Bertolacci recalls the woman telling her that the donor she would wind up with was “attractive, with blue-green eyes.” She also noted that he was “very confident and personable,” and really put her at ease. “[He was] just an extrovert — someone good with people and who had life skills that really made him stick out,” Bertolacci says. “I was like, ‘done.’” Interrante got the same report and, after choosing another donor from her top two, awoke in a panic in the middle of the night, and called the next morning to make a last-minute switch.

Whether she or anyone else involved will ever meet the popular donor remains in the hands of the women’s three children. “I specifically picked a donor who was open to being known,” Interrante says. “I wanted my children to decide for themselves; I didn’t think it was fair to take that right from them. So if they want to meet him when they become of age, 18, I will absolutely support it.” Bertolacci agrees.

For now, having each other and each other’s children in their lives is perfect — and a wonderful, real-life foil to “The Kids are Alright,” the 2010 Hollywood film starring Julianne Moore and Annette Bening as a couple pushed into chaos after their older child contacts his sperm donor (Mark Ruffalo) and Moore’s character winds up in bed with him.

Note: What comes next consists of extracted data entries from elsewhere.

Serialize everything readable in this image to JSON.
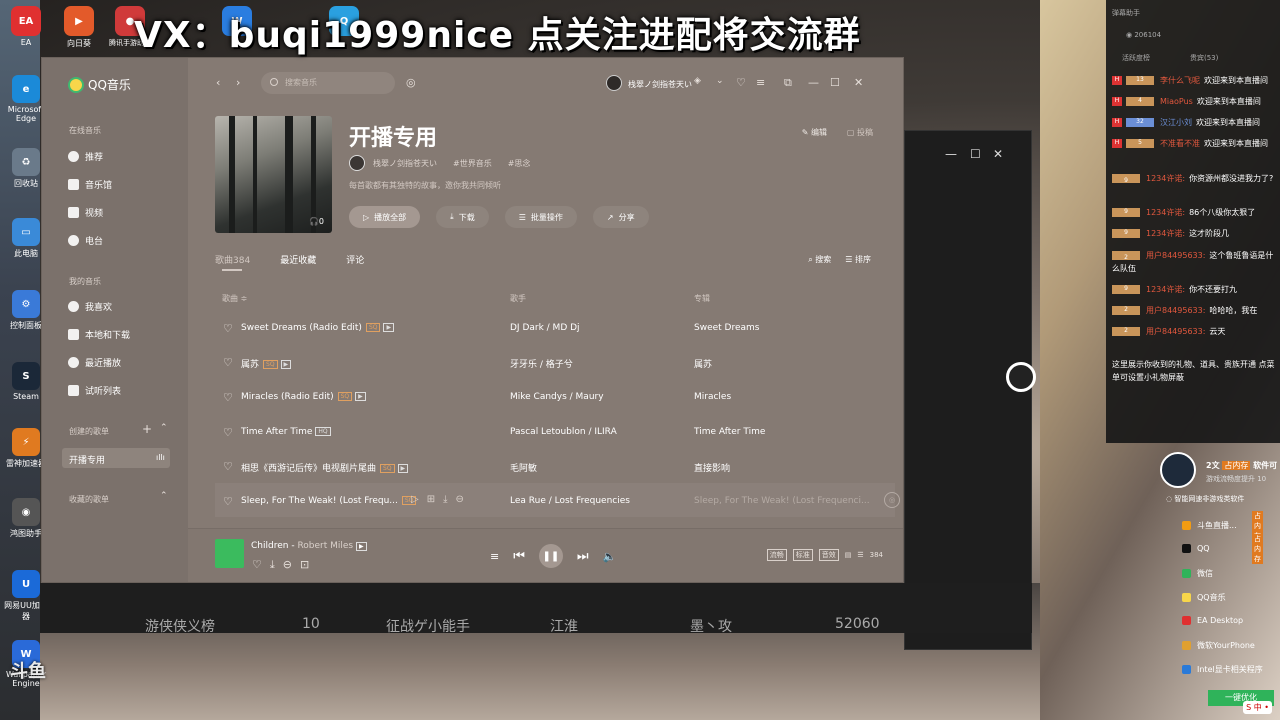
{
  "overlay": {
    "banner": "VX：buqi1999nice  点关注进配将交流群"
  },
  "desktop": {
    "top_icons": [
      {
        "label": "EA",
        "color": "#e03030"
      },
      {
        "label": "向日葵",
        "color": "#e35a2a"
      },
      {
        "label": "腾讯手游助手",
        "color": "#d03a3a"
      },
      {
        "label": "英雄联盟WeGame",
        "color": "#2a7de0"
      },
      {
        "label": "腾讯QQ",
        "color": "#2aa0e0"
      }
    ],
    "left_icons": [
      {
        "label": "Microsoft Edge",
        "color": "#1b8ad8"
      },
      {
        "label": "回收站",
        "color": "#6a7a8a"
      },
      {
        "label": "此电脑",
        "color": "#3a8ad8"
      },
      {
        "label": "控制面板",
        "color": "#3a7ad8"
      },
      {
        "label": "Steam",
        "color": "#1b2838"
      },
      {
        "label": "雷神加速器",
        "color": "#e07a20"
      },
      {
        "label": "鸿图助手",
        "color": "#555"
      },
      {
        "label": "网易UU加速器",
        "color": "#1b6ad8"
      },
      {
        "label": "Wallpaper Engine",
        "color": "#2a6ad8"
      }
    ]
  },
  "qq": {
    "app_name": "QQ音乐",
    "search_placeholder": "搜索音乐",
    "user_name": "栈翠ノ剑指苍天い",
    "sidebar": {
      "section_online": "在线音乐",
      "online_items": [
        "推荐",
        "音乐馆",
        "视频",
        "电台"
      ],
      "section_mine": "我的音乐",
      "mine_items": [
        "我喜欢",
        "本地和下载",
        "最近播放",
        "试听列表"
      ],
      "section_created": "创建的歌单",
      "created_items": [
        "开播专用"
      ],
      "section_collected": "收藏的歌单"
    },
    "playlist": {
      "title": "开播专用",
      "author": "栈翠ノ剑指苍天い",
      "tags": [
        "#世界音乐",
        "#思念"
      ],
      "description": "每首歌都有其独特的故事，邀你我共同倾听",
      "cover_count": "0",
      "edit": "编辑",
      "report": "投稿",
      "actions": [
        "播放全部",
        "下载",
        "批量操作",
        "分享"
      ]
    },
    "tabs": [
      "歌曲384",
      "最近收藏",
      "评论"
    ],
    "tools": [
      "搜索",
      "排序"
    ],
    "columns": {
      "song": "歌曲 ≑",
      "artist": "歌手",
      "album": "专辑"
    },
    "songs": [
      {
        "title": "Sweet Dreams (Radio Edit)",
        "artist": "DJ Dark / MD Dj",
        "album": "Sweet Dreams"
      },
      {
        "title": "属苏",
        "artist": "牙牙乐 / 格子兮",
        "album": "属苏"
      },
      {
        "title": "Miracles (Radio Edit)",
        "artist": "Mike Candys / Maury",
        "album": "Miracles"
      },
      {
        "title": "Time After Time",
        "artist": "Pascal Letoublon / ILIRA",
        "album": "Time After Time"
      },
      {
        "title": "相思《西游记后传》电视剧片尾曲",
        "artist": "毛阿敏",
        "album": "直接影响"
      },
      {
        "title": "Sleep, For The Weak! (Lost Frequ...",
        "artist": "Lea Rue / Lost Frequencies",
        "album": "Sleep, For The Weak! (Lost Frequenci..."
      }
    ],
    "player": {
      "title": "Children",
      "artist": "Robert Miles",
      "chips": [
        "流畅",
        "标准",
        "音效"
      ],
      "count": "384"
    }
  },
  "bg_window": {
    "rank": "10",
    "name": "征战ゲ小能手",
    "server": "江淮",
    "guild": "墨丶攻",
    "score": "52060",
    "left_label": "游侠侠义榜"
  },
  "chat": {
    "header": "弹幕助手",
    "viewers": "206104",
    "tabs": [
      "活跃度榜",
      "贵宾(53)"
    ],
    "enter_lines": [
      {
        "level": "13",
        "user": "李什么飞呢",
        "text": "欢迎来到本直播间"
      },
      {
        "level": "4",
        "user": "MiaoPus",
        "text": "欢迎来到本直播间"
      },
      {
        "level": "32",
        "user": "汉江小刘",
        "text": "欢迎来到本直播间"
      },
      {
        "level": "5",
        "user": "不准看不准",
        "text": "欢迎来到本直播间"
      }
    ],
    "messages": [
      {
        "level": "9",
        "user": "1234许诺:",
        "text": "你资源州都没进我力了?"
      },
      {
        "level": "9",
        "user": "1234许诺:",
        "text": "86个八级你太狠了"
      },
      {
        "level": "9",
        "user": "1234许诺:",
        "text": "这才阶段几"
      },
      {
        "level": "2",
        "user": "用户84495633:",
        "text": "这个鲁班鲁语是什么队伍"
      },
      {
        "level": "9",
        "user": "1234许诺:",
        "text": "你不还要打九"
      },
      {
        "level": "2",
        "user": "用户84495633:",
        "text": "哈哈哈，我在"
      },
      {
        "level": "2",
        "user": "用户84495633:",
        "text": "云天"
      }
    ],
    "footer": "这里展示你收到的礼物、道具、贵族开通 点菜单可设置小礼物屏蔽"
  },
  "software": {
    "title": "2文",
    "title_tag": "占内存",
    "title_suffix": "软件可",
    "subtitle": "游戏流畅度提升 10",
    "tip": "智能网速非游戏类软件",
    "items": [
      {
        "name": "斗鱼直播...",
        "color": "#f39c12",
        "hot": "占内存"
      },
      {
        "name": "QQ",
        "color": "#111",
        "hot": "占内存"
      },
      {
        "name": "微信",
        "color": "#2fb35a",
        "hot": ""
      },
      {
        "name": "QQ音乐",
        "color": "#f8d64a",
        "hot": ""
      },
      {
        "name": "EA Desktop",
        "color": "#e03030",
        "hot": ""
      },
      {
        "name": "微软YourPhone",
        "color": "#e0a030",
        "hot": ""
      },
      {
        "name": "Intel显卡相关程序",
        "color": "#2a7ad8",
        "hot": ""
      }
    ],
    "button": "一键优化"
  },
  "watermark": "斗鱼",
  "ime": "S 中 •"
}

That fictional tale used the Donor Sibling Registry to make the donor-child connection, said Wendy Kramer, who founded the nonprofit service in 2000 after being spurred on by her own son’s curiosity about his sperm-donor origins. “After 14 years and with 44,000 members, a third of which are LGBT, I kind of have heard it all — but this one just blew me away,” Kramer tells Yahoo Parenting regarding the story of Interrante and Bertolacci. “This one made me so happy.” The DSR has connected 11,600 people to date, she says, noting, “Not a day goes by without two people connecting.”

While the two families still have much to work out — such as how they will all live together and when — for now they’ve been committed to monthly visits, at least for the two moms, and some holidays spent all together. “I want to move forward with Laurie. I can’t imagine not having her in my life as a life partner,” Interrante says. “If you want to make it work, you’re going to make it work. And we want to make it work.”